The decision to choose Kemi Badenoch versus Robert Jenrick for the final two is proof, if any was needed, that Nigel Farage has scared the Tory party.
The Reform UK leader, and how to deal with him, became the main question for all the candidates in this lengthy four-month election to the point of irritation.
It has often been claimed there is no more duplicitous electorate than Tory MPs in a leadership contest, and once again they have gone to type.
Last night the final remaining centrist James Cleverly was eight votes ahead of his nearest rival, and now he is out with fewer votes than he had before.
What appears to have happened is that Team Jenrick, in a bid to outdo Ms Badenoch, lent too many votes to Mr Cleverly in the penultimate round with MPs. Panicking their man might be out, they called those votes back in.

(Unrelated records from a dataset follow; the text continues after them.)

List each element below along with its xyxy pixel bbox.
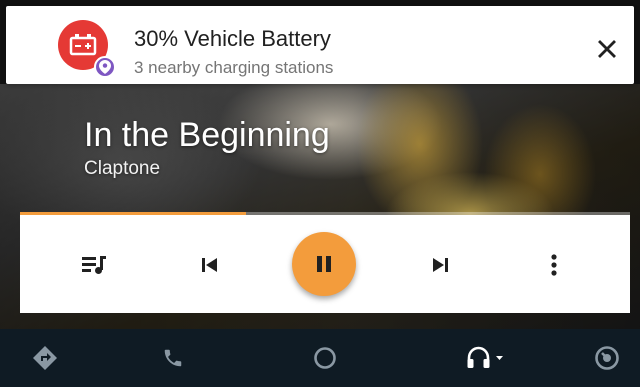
track-title: In the Beginning: [84, 116, 330, 154]
notification-card[interactable]: 30% Vehicle Battery 3 nearby charging st…: [6, 6, 634, 84]
phone-icon[interactable]: [156, 329, 190, 387]
navigation-icon[interactable]: [28, 329, 62, 387]
skip-previous-icon[interactable]: [196, 252, 224, 278]
notification-title: 30% Vehicle Battery: [134, 26, 331, 51]
pause-button[interactable]: [292, 232, 356, 296]
location-pin-icon: [94, 56, 116, 78]
home-icon[interactable]: [308, 329, 342, 387]
close-icon[interactable]: [594, 36, 620, 62]
android-auto-screen: 30% Vehicle Battery 3 nearby charging st…: [0, 0, 640, 387]
track-artist: Claptone: [84, 158, 161, 179]
notification-subtitle: 3 nearby charging stations: [134, 58, 334, 77]
bottom-nav-bar: [0, 329, 640, 387]
queue-music-icon[interactable]: [80, 252, 110, 278]
skip-next-icon[interactable]: [426, 252, 454, 278]
pause-icon: [317, 256, 331, 272]
headphones-icon[interactable]: [462, 329, 510, 387]
more-vert-icon[interactable]: [542, 250, 566, 280]
exit-icon[interactable]: [590, 329, 624, 387]
notification-icon: [58, 20, 118, 80]
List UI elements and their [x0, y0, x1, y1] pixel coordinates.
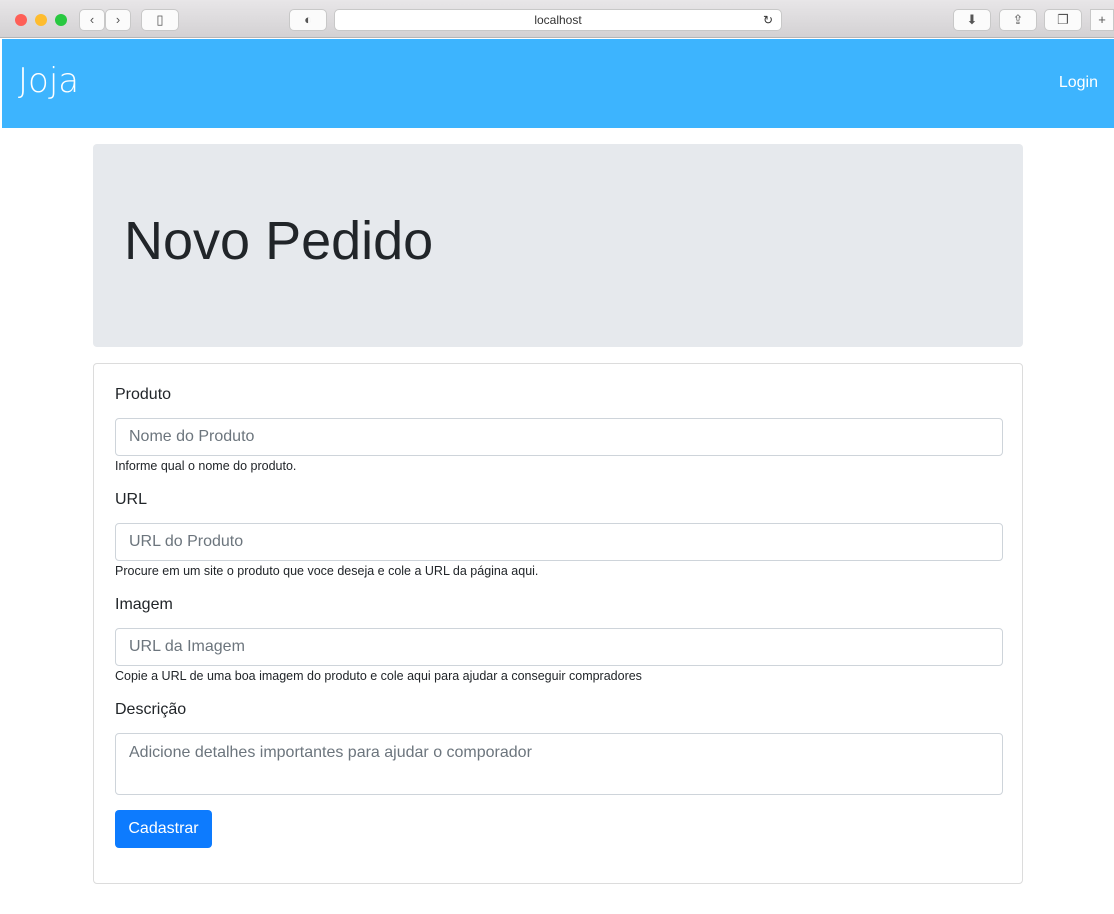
login-link[interactable]: Login — [1059, 74, 1098, 92]
field-url: URL URL do Produto Procure em um site o … — [115, 491, 1003, 578]
product-url-input[interactable]: URL do Produto — [115, 523, 1003, 561]
download-icon[interactable]: ⬇ — [953, 9, 991, 31]
field-label: Descrição — [115, 701, 187, 718]
image-url-input[interactable]: URL da Imagem — [115, 628, 1003, 666]
help-text: Informe qual o nome do produto. — [115, 459, 297, 473]
new-tab-button[interactable]: + — [1090, 9, 1114, 31]
field-imagem: Imagem URL da Imagem Copie a URL de uma … — [115, 596, 1003, 683]
help-text: Copie a URL de uma boa imagem do produto… — [115, 669, 642, 683]
tabs-icon[interactable]: ❐ — [1044, 9, 1082, 31]
field-label: Imagem — [115, 596, 173, 613]
minimize-window-button[interactable] — [35, 14, 47, 26]
page-title: Novo Pedido — [124, 211, 434, 271]
description-textarea[interactable]: Adicione detalhes importantes para ajuda… — [115, 733, 1003, 795]
order-form: Produto Nome do Produto Informe qual o n… — [93, 363, 1023, 884]
forward-button[interactable]: › — [105, 9, 131, 31]
submit-button[interactable]: Cadastrar — [115, 810, 212, 848]
navbar: Joja Login — [2, 39, 1114, 128]
jumbotron: Novo Pedido — [93, 144, 1023, 347]
product-name-input[interactable]: Nome do Produto — [115, 418, 1003, 456]
close-window-button[interactable] — [15, 14, 27, 26]
back-button[interactable]: ‹ — [79, 9, 105, 31]
browser-toolbar: ‹ › ▯ ◐ localhost ↻ ⬇ ⇪ ❐ + — [0, 0, 1114, 38]
url-text: localhost — [534, 13, 582, 27]
brand-logo[interactable]: Joja — [18, 61, 79, 101]
field-label: URL — [115, 491, 148, 508]
sidebar-icon[interactable]: ▯ — [141, 9, 179, 31]
help-text: Procure em um site o produto que voce de… — [115, 564, 539, 578]
field-label: Produto — [115, 386, 172, 403]
zoom-window-button[interactable] — [55, 14, 67, 26]
reload-icon[interactable]: ↻ — [763, 10, 773, 31]
privacy-shield-icon[interactable]: ◐ — [289, 9, 327, 31]
address-bar[interactable]: localhost ↻ — [334, 9, 782, 31]
field-descricao: Descrição Adicione detalhes importantes … — [115, 701, 1003, 795]
share-icon[interactable]: ⇪ — [999, 9, 1037, 31]
field-produto: Produto Nome do Produto Informe qual o n… — [115, 386, 1003, 473]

There is a theory that Mr Cleverly tried to be a bit too clever by lending votes back to Mr Jenrick in the hope of keeping Ms Badenoch out.
There had been some suspicion though about the strength of support for Mr Cleverly, because only 16 of the MPs voting for the former foreign secretary had publicly declared.

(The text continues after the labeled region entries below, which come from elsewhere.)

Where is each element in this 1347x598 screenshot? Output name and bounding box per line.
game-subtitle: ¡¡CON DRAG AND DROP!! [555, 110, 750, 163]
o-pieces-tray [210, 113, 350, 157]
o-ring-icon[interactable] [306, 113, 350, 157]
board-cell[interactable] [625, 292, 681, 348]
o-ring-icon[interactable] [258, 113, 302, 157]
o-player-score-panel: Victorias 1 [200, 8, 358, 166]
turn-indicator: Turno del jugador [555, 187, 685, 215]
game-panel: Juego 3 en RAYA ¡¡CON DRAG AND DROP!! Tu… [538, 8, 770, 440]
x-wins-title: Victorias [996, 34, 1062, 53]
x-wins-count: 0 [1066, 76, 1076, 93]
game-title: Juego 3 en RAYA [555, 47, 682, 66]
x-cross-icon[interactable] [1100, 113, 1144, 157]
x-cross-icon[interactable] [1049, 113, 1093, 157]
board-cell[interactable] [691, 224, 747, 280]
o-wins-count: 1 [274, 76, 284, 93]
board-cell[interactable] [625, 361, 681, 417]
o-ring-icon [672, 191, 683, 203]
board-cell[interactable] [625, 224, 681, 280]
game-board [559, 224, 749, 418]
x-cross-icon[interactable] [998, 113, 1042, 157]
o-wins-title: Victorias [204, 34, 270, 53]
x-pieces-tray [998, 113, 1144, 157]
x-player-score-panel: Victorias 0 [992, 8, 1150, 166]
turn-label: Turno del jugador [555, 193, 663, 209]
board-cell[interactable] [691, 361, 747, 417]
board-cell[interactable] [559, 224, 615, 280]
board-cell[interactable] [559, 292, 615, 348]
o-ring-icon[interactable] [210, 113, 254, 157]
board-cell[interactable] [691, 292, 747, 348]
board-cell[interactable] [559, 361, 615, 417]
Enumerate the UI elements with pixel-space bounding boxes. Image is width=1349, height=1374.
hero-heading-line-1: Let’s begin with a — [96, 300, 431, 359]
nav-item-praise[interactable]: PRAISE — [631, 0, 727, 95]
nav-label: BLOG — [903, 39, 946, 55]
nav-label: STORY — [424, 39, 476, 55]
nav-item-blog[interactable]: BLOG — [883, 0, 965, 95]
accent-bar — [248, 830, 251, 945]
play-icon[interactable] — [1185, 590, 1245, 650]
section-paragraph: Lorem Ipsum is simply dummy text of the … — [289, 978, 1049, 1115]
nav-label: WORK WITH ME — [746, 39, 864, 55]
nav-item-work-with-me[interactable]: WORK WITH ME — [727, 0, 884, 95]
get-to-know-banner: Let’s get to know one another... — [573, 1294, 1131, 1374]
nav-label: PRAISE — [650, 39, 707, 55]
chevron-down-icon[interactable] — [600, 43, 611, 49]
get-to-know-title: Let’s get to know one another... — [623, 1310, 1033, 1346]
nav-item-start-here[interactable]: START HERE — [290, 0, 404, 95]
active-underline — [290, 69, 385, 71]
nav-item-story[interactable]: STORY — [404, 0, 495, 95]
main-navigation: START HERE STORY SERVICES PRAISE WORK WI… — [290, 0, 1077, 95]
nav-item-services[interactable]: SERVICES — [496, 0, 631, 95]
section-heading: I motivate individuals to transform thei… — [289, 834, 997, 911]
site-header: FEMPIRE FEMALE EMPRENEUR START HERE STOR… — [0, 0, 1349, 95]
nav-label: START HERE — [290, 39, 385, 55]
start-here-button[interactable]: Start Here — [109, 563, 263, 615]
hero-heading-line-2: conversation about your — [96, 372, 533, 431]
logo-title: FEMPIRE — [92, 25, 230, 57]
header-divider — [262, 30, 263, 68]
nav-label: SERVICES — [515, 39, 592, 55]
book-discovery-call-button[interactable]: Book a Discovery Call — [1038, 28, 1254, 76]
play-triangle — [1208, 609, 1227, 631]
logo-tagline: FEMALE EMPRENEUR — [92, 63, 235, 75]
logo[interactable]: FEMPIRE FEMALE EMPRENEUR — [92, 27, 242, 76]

But whatever game-playing took place, what is clear is that Tory MPs have made a cold calculation that the candidate chosen by Tory members needs to be from the right of the party.
This means members will now get to pick from the trans-sceptic culture warrior Ms Badenoch, and Mr Jenrick, a man who wants to cancel Britain’s commitment to the European Convention of Human Rights.
Mr Jenrick in particular has made a virtue of claiming he wants to retire Mr Farage.
But both are a reaction to an election where more Tory voters deserted them for Reform that went to the Lib Dems and Labour put together.
The reason prime minister Sir Keir Starmer has a massive majority is because the right-wing vote split or stayed at home. Labour actually won with fewer votes than Jeremy Corbyn got when Boris Johnson hammered him.
Tory MPs now must hope one of these two hard-right candidates will help finish off Mr Farage.
It may however be a forlorn hope. One thing which has proven to be true over the years is that it is almost impossible to out Mr Farage - and that elections are won from the centre ground.
That centre ground has now been completely ceded to Labour and Sir Keir.